17 April 2015, Lagos – Global rating agency, Fitch Ratings, says the prospect of a smooth transfer of power in Nigeria has not removed the risks to the country’s sovereign credit.
Fitch, in a statement on Thursday, said the planned change of government in May had introduced “an economic policy uncertainty following smooth elections and the authorities’ proactive response to lower oil prices this year.”
The statement read, “The first transition from an elected ruling party to an opposition party, via a smoother and more credible electoral process than was widely expected, is positive for Nigeria and suggests that the country’s democratic institutions are getting stronger (governance indicators are much weaker than the ‘BB’ rating category medians).
“However, tensions may yet reignite in the Delta region and Boko Haram continues to disrupt economic and political activities in the North-Eeast. The advent of a new government creates uncertainty about its economic policy.”

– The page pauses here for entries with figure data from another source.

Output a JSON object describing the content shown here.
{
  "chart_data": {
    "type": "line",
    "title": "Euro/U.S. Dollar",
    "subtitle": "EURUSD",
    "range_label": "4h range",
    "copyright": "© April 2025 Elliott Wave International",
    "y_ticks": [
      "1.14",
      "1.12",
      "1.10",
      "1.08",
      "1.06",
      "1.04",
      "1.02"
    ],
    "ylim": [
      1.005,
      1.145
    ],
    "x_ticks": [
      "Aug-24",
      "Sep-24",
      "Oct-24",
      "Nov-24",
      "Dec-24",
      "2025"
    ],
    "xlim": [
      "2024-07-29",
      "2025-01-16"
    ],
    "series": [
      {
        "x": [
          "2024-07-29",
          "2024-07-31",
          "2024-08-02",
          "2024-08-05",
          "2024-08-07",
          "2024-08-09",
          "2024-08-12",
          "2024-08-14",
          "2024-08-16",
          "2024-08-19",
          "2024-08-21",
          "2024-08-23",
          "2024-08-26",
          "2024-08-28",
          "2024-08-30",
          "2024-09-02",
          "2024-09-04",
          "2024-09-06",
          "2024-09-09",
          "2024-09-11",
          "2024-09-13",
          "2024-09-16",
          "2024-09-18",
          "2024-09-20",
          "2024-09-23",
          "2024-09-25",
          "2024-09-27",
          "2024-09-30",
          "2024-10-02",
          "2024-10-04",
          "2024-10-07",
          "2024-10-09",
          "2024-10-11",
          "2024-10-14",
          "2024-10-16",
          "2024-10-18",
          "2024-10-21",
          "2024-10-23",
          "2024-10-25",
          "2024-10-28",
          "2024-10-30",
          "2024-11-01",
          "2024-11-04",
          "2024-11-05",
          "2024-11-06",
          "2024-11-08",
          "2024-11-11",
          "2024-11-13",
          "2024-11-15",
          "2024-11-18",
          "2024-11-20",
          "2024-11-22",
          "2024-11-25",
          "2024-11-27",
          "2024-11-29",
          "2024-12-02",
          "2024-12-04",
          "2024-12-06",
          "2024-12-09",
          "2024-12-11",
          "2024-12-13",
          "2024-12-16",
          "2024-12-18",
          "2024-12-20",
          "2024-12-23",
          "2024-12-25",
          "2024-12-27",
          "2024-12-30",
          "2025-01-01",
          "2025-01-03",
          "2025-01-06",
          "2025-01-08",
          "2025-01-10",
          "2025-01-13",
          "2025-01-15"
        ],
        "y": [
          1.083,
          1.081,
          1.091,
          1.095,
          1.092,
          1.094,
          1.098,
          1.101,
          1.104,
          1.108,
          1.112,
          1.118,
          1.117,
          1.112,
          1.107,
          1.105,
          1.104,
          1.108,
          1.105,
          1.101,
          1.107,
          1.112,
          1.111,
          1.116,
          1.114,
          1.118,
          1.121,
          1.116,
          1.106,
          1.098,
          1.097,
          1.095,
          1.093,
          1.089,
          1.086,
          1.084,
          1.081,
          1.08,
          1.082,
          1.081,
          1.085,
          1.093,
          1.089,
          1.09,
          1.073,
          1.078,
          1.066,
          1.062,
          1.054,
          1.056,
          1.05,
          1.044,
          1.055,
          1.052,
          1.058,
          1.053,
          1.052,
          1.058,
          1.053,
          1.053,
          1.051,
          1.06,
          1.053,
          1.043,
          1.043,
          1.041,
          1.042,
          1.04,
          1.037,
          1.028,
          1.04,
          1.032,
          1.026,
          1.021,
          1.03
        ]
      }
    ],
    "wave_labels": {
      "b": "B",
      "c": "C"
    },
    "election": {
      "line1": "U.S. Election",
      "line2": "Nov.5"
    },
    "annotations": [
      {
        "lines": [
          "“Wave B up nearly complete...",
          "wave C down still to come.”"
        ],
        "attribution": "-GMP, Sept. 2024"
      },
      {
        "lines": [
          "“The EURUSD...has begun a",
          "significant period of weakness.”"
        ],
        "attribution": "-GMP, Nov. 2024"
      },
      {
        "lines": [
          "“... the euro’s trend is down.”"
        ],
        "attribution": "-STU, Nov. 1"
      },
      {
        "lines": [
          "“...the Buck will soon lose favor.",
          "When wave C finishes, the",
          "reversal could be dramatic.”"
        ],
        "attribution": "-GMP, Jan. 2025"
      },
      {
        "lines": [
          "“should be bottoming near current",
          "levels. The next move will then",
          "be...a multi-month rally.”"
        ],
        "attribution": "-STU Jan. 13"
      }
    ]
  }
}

Although economic issues did not feature prominently in the election campaign, Fitch said it assumed that the All Progressives Congress would not deviate fundamentally from the policies of the outgoing administration, maintaining a long-standing focus on areas such as oil, power and agricultural reforms.
According to the agency, the President-elect, Muhammadu Buhari’s economic team has yet to take shape and will be untested after 16 years of Peoples Democratic Party governments.
The statement further said, “If there were a hiatus or rethink in economic policy, it could delay a return of foreign portfolio inflows and the corresponding support for the exchange rate. Prior to the elections, the Nigerian authorities mounted a rapid response to the challenges of lower oil prices, compounded by capital outflows. The oil price assumed in the budget has been cut to $53/b for 2015 and cost-saving and revenue-raising measures have been introduced.
“Plans to extend successful existing programmes, such as improving tax administration and expenditure monitoring, suggest that the envisaged consolidation is achievable, and we forecast little change in the general government deficit in 2015. It remains to be seen if the new government will affirm the commitment to these or equivalent fiscal measures, as well as the previously planned post-election increase in VAT.”
Fitch also noted the reform of the currency regime and the 18 per cent devaluation in February eased pressure on the naira. This, it said, had firmed in the unofficial market since the elections.
It said, “Another managed fall in the currency would stabilise reserves, which have fallen below $30bn (or less than four months of import cover) and blunt the budgetary impact of cheaper oil. Our end-2015 forecast of N210 to the US dollar assumes such an exchange-rate adjustment, which will encourage a return of foreign capital and support the balance of payments.
“The policy response was prompted by Nigeria’s weaker external and fiscal buffers compared with the 2008-2009 oil shock. Weaker buffers and political uncertainty were among the drivers of our revision of the outlook on Nigeria’s ‘BB-’ rating to negative in March.”